My own interest in Mr. Spiegelman is mostly limited to Maus (1991), his Pulitzer Prize-winning comic book that made the Holocaust new and freshly horrible, and shlepped the horror across the Atlantic to Rego Park, Queens, where Mr. Spiegelman grew up, haunted by Auschwitz and his parents’ wartime ordeal. Everything else, as the artist himself ruefully acknowledges (“No matter how much I run, I can’t seem to get out of that mouse’s shadow”), seems, well, overshadowed.

The early work here resurrected was originally published as a slim collection of comic strips Mr. Spiegelman drew between 1972 and ’78. It includes a three-page prototype of Maus; the crushing “Prisoner on the Hell Planet” (about his mother’s suicide), which was incorporated into Maus; and several other unrelated strips that reveal an artist doggedly, sometimes desperately, working out the limitations and possibilities of his medium. Propelled by a modernist’s instinct to make it new, what he in fact achieved—having been shown the way by Mad magazine, circa 1955—is “postmodernism avant la lettre.”

Which would be exciting if it weren’t for the depressing sense hanging over the whole enterprise that Mr. Spiegelman is emptying out his desk drawers, that though he’s grown more sophisticated (and, if possible, more self-aware), he hasn’t found a new shtick worthy of his talent.

 

HAVING JUST RETURNED FROM my father’s 75th birthday celebration, I’m surprised to learn that wisdom begins at 65. Has my father waxed wise these past 10 years without my noticing?
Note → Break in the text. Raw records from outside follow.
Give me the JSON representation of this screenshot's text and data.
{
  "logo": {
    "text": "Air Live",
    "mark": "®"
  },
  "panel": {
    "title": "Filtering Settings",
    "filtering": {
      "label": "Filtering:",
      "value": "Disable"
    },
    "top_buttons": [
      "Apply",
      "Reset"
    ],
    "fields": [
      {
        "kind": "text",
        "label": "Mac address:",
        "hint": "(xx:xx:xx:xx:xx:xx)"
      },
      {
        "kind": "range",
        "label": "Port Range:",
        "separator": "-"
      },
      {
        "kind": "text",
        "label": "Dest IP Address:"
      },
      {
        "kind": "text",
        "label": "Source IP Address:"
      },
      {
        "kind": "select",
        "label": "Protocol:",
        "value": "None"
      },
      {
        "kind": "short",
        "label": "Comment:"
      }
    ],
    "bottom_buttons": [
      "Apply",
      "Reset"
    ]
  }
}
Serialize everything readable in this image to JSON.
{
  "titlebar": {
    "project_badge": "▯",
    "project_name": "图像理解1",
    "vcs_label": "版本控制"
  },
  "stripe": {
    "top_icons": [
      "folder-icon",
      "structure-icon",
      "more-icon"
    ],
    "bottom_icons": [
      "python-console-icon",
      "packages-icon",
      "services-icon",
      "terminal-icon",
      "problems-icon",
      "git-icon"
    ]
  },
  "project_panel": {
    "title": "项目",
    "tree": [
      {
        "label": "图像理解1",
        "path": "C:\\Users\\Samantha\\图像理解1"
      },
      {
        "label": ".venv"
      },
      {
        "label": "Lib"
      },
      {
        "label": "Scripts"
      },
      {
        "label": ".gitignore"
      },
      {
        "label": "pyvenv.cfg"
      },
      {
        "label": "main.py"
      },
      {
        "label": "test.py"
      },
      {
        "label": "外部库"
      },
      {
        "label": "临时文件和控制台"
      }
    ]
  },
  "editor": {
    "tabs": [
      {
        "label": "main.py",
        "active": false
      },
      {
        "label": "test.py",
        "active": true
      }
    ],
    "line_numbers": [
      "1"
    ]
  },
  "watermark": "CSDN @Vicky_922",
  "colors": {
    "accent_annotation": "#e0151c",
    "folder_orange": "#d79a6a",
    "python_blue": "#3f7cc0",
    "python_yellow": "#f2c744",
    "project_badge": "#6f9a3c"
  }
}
Very likely—and it’s because I myself am way shy of the magic number that I’ve failed fully to appreciate and honor the sagacity of my paternal unit.

But with the help of Andrew Zuckerman, whose huge, remarkable Wisdom (Abrams, $50) consists of photographic portraits of 50 luminaries over 65, I’m beginning to see the light. Mr. Zuckerman trains his camera on aged exemplars of unaccommodated man, close up—often very close up—no makeup, no backdrop, nothing to distract the eye from the naked presence of flesh that’s endured for at least six and a half decades.

The highlights? Clint Eastwood, splashed across the cover, looks laughably well (if you ignore his neck); Robert Redford is almost unrecognizable, not so much wrinkled as corrugated; Ted Kennedy, looking healthy (which is sad), radiates trustworthiness (who knew?); Henry Kissinger is the banality of evil personified, his eyes at half-mast—you don’t want to know what he’s thinking; Nelson Mandela is the opposite—cuddly at 90, which is an achievement; Jacques Pépin looks happy (is eating well the best revenge?); Vanessa Redgrave will clearly never be anything other than beautiful no matter how many years she hangs around.

Did I mention that the photos are accompanied by text? Words of wisdom from the luminaries. One sample will give you the idea, Ted Kennedy saying, “Representing Massachusetts in the Senate is the greatest public honor I could have. I grew up in a family that believed in public service. …”

Ignore the text and concentrate on the extraordinary photographs. And cast your mind back: Did Willie Nelson ever look like he was under 65?